In the aftermath of the coup attempt, radical lawyer and former president of the Nigerian Bar Association, the late Alao Aka-Bashorun and other patriots  organised  in August 1990 a conference at the National Theatre in Lagos in response to the National Question that was sorely put in the foreground of the polity by the coup. It should be remembered that leading elements of the coup were those grouped in the geo-political language of the Nigerian establishment as “southern minorities” and “northern minorities”? It was in this context that the military government of Babangida stopped the conference. Since then, of course, no President has ever countenanced the idea of a Sovereign National Conference. Here we are today with Babangida calling on his compatriots to join “the rescue effort to secure (Nigeria for the) maximum benefits of all and not... temporary advantage of one group over another” 

Babangida spoke on an optimistic note and he was really at home with the intellectual ambience of the occasion. Akinyemi gave an insight into Babangida’s life-long engagement with ideas. Akinyemi’s relationship with Babangida predated the appointment of the former by the later as External Affairs Minister following the coup of August 27, 1985 against General Muhammadu Buhari’s regime. At the age of 33 in 1975, Akinyemi became the director-general of NIIA and Babangida was then a young Lt. Col, commanding the Armoured Corps and strategically a member of the Supreme Military Council. As Akinyemi revealed, Babangida was a constant face at the public lectures of the institute.

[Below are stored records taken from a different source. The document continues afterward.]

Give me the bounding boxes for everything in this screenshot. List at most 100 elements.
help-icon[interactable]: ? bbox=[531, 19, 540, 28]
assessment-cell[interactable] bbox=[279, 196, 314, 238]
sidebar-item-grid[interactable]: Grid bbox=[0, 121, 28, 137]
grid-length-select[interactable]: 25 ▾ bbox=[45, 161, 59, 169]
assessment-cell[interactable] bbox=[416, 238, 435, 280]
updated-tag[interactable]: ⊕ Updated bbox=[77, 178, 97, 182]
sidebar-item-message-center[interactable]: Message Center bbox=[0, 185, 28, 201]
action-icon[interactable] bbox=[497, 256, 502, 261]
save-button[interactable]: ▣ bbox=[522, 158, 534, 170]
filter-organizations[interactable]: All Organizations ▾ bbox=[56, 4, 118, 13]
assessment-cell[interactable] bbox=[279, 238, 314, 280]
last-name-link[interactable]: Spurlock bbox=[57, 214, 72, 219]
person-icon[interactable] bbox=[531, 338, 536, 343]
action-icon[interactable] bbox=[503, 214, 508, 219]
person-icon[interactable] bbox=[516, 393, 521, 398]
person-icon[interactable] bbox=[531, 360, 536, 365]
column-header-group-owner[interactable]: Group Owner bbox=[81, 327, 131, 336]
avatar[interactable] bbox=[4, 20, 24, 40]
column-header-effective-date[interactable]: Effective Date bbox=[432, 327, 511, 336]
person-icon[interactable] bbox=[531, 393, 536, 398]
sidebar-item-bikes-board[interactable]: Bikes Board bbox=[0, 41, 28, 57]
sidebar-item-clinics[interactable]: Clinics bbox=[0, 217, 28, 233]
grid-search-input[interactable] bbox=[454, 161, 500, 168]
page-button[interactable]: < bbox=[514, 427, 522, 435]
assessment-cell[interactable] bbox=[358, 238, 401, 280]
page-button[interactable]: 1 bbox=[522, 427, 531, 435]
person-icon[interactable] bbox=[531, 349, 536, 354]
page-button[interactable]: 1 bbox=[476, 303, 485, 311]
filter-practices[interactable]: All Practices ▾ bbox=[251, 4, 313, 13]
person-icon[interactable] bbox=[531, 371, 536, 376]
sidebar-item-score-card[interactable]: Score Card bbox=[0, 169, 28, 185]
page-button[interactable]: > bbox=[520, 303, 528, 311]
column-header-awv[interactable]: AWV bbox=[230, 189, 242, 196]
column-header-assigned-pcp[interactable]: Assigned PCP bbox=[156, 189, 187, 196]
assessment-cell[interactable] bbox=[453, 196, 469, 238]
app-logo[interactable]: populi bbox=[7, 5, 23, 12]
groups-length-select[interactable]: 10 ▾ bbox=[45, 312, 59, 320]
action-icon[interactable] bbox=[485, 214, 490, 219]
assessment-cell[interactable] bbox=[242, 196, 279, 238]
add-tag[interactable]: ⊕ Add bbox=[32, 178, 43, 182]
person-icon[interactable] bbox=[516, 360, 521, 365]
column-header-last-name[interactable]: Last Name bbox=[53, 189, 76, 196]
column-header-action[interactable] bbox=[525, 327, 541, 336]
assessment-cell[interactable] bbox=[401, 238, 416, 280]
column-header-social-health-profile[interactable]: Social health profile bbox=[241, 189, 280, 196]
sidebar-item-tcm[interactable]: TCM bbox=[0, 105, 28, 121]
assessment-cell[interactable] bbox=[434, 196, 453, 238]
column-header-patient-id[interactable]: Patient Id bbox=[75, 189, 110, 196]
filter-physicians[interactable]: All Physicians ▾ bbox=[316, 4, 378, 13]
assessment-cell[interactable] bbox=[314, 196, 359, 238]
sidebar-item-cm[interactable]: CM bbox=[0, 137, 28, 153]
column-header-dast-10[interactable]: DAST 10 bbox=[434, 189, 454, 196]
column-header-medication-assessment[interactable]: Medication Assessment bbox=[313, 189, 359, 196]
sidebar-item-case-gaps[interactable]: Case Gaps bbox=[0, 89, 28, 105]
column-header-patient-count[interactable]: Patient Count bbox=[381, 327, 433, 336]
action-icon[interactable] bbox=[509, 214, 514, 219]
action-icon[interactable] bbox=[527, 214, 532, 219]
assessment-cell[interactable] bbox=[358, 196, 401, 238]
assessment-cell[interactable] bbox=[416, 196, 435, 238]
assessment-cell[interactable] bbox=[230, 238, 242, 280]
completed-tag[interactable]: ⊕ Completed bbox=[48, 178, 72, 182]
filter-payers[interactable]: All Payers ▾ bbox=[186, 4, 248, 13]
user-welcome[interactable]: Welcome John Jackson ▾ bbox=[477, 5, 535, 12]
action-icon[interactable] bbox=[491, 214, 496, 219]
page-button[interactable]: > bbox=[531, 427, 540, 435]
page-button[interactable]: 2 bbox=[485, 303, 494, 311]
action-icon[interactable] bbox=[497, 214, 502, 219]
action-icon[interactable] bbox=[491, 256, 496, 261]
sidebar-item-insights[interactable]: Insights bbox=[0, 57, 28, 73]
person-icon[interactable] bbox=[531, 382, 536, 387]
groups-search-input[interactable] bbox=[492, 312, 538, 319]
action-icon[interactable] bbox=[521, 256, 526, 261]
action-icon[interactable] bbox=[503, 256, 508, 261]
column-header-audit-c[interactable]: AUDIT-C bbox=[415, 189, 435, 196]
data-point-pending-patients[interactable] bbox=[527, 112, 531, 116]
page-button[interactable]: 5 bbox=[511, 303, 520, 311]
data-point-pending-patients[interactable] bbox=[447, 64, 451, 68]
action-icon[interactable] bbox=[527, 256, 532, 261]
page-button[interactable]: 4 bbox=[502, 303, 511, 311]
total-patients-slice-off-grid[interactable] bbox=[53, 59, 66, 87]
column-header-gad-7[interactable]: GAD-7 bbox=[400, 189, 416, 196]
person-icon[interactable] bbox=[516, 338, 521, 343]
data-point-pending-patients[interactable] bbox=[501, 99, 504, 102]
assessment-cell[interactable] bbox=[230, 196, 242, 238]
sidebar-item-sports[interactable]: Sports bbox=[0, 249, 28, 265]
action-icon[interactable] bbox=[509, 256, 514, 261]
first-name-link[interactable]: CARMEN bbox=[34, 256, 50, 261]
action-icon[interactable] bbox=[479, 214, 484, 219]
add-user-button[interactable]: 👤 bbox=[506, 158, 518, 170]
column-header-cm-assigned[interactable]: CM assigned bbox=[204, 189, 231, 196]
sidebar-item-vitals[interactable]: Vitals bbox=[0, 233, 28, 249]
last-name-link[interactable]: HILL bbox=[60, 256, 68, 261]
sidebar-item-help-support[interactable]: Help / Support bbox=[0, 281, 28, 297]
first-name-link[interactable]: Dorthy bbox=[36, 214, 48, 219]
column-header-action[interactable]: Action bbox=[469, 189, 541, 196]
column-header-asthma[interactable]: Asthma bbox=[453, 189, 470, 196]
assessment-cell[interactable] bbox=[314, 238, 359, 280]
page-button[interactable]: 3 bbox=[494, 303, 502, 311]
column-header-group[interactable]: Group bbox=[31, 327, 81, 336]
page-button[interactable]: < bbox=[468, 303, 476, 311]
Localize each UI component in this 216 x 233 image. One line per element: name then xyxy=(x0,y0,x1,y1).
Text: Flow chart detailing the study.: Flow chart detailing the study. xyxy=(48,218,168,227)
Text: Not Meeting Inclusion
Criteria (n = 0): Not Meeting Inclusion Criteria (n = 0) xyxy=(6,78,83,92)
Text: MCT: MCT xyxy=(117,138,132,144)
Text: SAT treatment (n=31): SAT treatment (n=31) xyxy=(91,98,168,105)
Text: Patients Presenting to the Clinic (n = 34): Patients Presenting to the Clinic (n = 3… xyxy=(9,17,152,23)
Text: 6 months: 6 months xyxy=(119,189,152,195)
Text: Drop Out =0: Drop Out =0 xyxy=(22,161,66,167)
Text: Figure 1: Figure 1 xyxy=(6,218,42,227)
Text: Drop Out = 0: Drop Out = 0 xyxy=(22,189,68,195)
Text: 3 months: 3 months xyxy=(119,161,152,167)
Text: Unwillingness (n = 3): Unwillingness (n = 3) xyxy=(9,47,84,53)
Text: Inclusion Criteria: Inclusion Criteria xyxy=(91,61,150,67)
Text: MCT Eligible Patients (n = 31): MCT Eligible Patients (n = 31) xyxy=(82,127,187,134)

Babangida would  “... sit in the back row and leave immediately after the lecture. He never asked a question, never joined us for the after-lecture reception but was here for most if not for every lecture...”,  according to Akinyemi. It was no surprise that the chairman of the board of the institute and also a minister in the Babangida’ s regime, General Ike Nwachkwu, and Governor Olusegun Mimiko of Ondo State, who was guest of honour, acknowledged Babangida’s embrace of ideas. For instance, Mimiko wondered how Babangida operated with “ so many professors” in his government.

The reflections on the occasion were indeed varied, but there was a thread to all of them: what is to be done about the Nigerian condition? The reflections of the man in honour, Akinyemi, bear a resonance beyond the room.  He reviewed the  grim statistics of poverty and called “for a robust debate about how to build a more just, equitable and egalitarian society where there will be a safety economic and social net below which no one will be allowed to fall...” His premise is that Nigeria is fast becoming a country in which “ ... the poor cannot sleep because they are hungry and the rich cannot sleep because the poor are awake...” Those who are in power today should find these voices based on experience worthy of further reflection to guide their action.